Ruby webscrape script for GoDaddy

643 Views Asked by At

I'm new to Ruby and for my first scripting assignment, I've been asked to write a web scraping script to grab elements of our DNS listings from GoDaddy.

Having issues with scraping the links and then I need to follow the links. I need to get the link from the "GoToSecondaryDNS" js element below. I'm using Mechanize and Nokogiri:

<td class="listCellBorder" align="left" style="width:170px;">
          <div style="padding-left:4px;">
            <div id="gvZones21divDynamicDNS"></div>
            <div id="gvZones21divMasterSlave" cicode="41022" onclick="GoToSecondaryDNS('iwanttoscrapethislink.com',0)" class="listFeatureButton secondaryDNSNoPremium" onmouseover="ShowSecondaryDNSAd(this, event);" onmouseout="HideAdInList(event);"></div>
            <div id="gvZones21divDNSSec" cicode="41023" class="listFeatureButton DNSSECButtonNoPremium" onmouseover="ShowDNSSecAd(this, event);" onmouseout="HideAdInList(event);" onclick="UpgradeLinkActionByID('gvZones21divDNSSec'); return false;" useClick="true" clickObj="aDNSSecUpgradeClicker"></div>
            <div id="gvZones21divVanityNS" onclick="GoToVanityNS('iwanttoscrapethislink.com',0)" class="listFeatureButton vanityNameserversNoPremium" onmouseover="ShowVanityNSAd(this, event);" onmouseout="HideAdInList(event);"></div>
            <div style="clear:both;"></div>
          </div>
        </td>

How can I scrape the link 'iwanttoscrapethislink.com' and then interact with the onclick to follow the link and scrape content on the following page with Ruby?

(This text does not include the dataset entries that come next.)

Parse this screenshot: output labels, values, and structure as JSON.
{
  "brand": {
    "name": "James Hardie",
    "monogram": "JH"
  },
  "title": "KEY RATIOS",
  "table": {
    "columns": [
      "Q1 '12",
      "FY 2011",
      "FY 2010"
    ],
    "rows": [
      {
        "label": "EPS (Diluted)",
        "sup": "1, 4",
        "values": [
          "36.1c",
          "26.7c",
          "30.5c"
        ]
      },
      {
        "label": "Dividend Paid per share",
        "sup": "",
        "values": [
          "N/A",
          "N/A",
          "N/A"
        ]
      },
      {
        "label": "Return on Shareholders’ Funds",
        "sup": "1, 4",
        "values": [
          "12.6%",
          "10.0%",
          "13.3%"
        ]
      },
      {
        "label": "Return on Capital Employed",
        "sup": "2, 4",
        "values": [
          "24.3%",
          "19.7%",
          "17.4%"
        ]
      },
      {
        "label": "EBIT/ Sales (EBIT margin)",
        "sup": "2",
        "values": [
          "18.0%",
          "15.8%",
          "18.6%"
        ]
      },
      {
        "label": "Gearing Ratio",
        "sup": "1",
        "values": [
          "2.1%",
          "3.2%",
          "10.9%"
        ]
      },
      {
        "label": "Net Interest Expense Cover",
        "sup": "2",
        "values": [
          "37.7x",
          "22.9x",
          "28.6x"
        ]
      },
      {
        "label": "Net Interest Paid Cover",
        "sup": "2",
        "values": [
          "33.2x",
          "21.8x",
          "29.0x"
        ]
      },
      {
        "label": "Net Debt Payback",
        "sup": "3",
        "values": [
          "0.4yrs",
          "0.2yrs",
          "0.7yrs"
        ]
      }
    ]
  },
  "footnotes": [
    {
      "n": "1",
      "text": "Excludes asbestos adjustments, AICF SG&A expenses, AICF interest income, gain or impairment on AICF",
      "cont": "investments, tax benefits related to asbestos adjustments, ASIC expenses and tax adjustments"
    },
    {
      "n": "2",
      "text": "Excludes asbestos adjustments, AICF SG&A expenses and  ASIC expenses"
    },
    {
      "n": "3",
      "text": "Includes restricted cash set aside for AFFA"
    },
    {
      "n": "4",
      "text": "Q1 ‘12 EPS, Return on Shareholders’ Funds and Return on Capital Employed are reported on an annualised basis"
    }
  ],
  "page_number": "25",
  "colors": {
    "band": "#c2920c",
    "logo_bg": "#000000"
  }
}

So far, I have a simple start to the code:

require 'rubygems'
require 'mechanize'
require 'open-uri'




def get_godaddy_data(url)


      web_agent = Mechanize.new

      result = nil

      ### login to GoDaddy admin


      page = web_agent.get('https://dns.godaddy.com/Default.aspx?sa=')

      ## there is only one form and it is the first form on thepage
      form = page.forms.first
      form.username = 'blank'
      form.password = 'blank'

      ## form.submit
      web_agent.submit(form, form.buttons.first)

     site_name = page.css('div.gvZones21divMasterSlave onclick td')  
      ### export dns zone data

      page = web_agent.get('https://dns.godaddy.com/ZoneFile.aspx?zone=' + site_name + '&zoneType=0&refer=dcc')
      form = page.forms[3]
      web_agent.submit(form, form.buttons.first).save(uri.host + 'scrape.txt')

       ## end

    end 

    ### read export file
    ##return File.open(uri.host + 'scrape.txt', 'rb') { |file| file.read }
  end


  def scrape_dns(url)

  site_name = page.css('div.gvZones21divMasterSlave onclick td') 
  LIST_URL = "https://dns.godaddy.com/ZoneFile.aspx?zone=" + site_name + '&zoneType=0&refer=dcc"
  page = Nokogiri::HTML(open(LIST_URL))

#not sure how to scrape onclick urls and then how to click through to continue scraping on the second page for each individual DNS

end
1

There are 1 best solutions below

1
On

You can't interact with "onclick" because Nokogiri isn't a JavaScript engine.

You can extract the contents and then use that as the URL for a subsequent web request. Assuming doc contains the parsed HTML:

doc.at('div[onclick^="GoToSecondaryDNS"]')['onclick']

will give you the value for the onclick parameter. ^= means "find the word starting with", so that lets us rule out other <div> tags with onclick parameters and returns:

"GoToSecondaryDNS('iwanttoscrapethislink.com',0)"

Using a simple regex [/'(.+)'/,1] will get you the hostname:

doc.at('div[onclick^="GoToSecondaryDNS"]')['onclick'][/'(.+)'/,1]
=> "iwanttoscrapethislink.com"

The rest, such as how to get access to Mechanize's internal Nokogiri document, and how to create the new URL, are left for you to figure out.